As we close this year, we want to thank all that support our mission, The Roanoke Arts Commission, The Taubman Museum of Art, Final Track Studios, our artists and writers, and readers. We have had a successful year, publishing our latest journal, Artemis 2022, virtually traveling around the Moon with Artemis 1 Lunar Craft, and finishing our 3rd season of Artemis Speaks Podcast.

Keep your seat belts on for a great ride! As a non-profit, we have survived 45 years and looking forward to another successful year.

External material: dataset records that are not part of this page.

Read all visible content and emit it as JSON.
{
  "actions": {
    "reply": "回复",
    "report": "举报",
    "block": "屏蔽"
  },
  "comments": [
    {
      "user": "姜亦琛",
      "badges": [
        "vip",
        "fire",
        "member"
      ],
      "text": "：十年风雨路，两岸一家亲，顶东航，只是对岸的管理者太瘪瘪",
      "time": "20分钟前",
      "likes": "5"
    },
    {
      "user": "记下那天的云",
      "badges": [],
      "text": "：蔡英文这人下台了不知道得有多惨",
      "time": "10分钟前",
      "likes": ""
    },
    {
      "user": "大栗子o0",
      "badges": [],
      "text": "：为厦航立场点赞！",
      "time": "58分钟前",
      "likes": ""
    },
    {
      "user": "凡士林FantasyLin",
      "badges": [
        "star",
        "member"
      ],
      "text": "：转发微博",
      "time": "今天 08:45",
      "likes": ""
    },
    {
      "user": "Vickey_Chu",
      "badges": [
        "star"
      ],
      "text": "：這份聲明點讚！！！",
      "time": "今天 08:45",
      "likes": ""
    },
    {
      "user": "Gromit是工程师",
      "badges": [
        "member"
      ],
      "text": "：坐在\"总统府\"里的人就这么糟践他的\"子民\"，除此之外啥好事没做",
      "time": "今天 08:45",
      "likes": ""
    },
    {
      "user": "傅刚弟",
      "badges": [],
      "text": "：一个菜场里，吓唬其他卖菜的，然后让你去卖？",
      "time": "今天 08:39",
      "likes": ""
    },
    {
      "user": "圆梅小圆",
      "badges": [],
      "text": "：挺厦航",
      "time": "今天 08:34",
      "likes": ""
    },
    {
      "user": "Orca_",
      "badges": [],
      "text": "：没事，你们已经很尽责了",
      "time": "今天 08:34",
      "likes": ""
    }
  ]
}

Jeri Rogers, Editor & Founder

Editorial Staff;
Julia Fallon, Associate Editor
Page Turner, Art Editor
Zephren Turner, Layout Editor
Donnie Secreast, Poetry Editor
Adam Gnuse, Poetry Editor
Nikki Giovanni, Distinguished Poet
Virginia Fowler, Critic Editor
Jonathan Rogers, Legal Advisor
Skip Brown, Audio Editor

New Podcast to end our year featuring Betty Branch, Sculptor

Betty Branch is an artist who is constantly reinventing herself. Her media is diverse; She sculpts in wax, clay, fiber, straw, and stone. Throughout her career in intensive production, she has culled visual references from ancient matriarchal civilizations to current cultural events, from Greece to the foothills of the Blue Ridge. Her work is defined by lifelong tenets: the body, rites of passage, the intersection between land and form, and the myth and form of crow and raven.

Branch’s award-winning art has been widely exhibited in the US and abroad, with works from small to monumental in private, corporate, university, and museum collections. She maintains a studio and gallery in Roanoke, VA.

Artemis Speaks Podcast

Starroot grew up in Southern Germany and started to create art at an early age, inspired by nature and her unlimited fantasy. She explored and practiced conscious dreaming in her early childhood. She is an entirely self-taught artist. When she was 30 years old, she had a life-changing Out of Body experience in a car accident. Starroot opened more and more for visions coming to her. In 1986 she moved with her two children to Tennessee and then to the Blue Ridge Mountains of Virginia.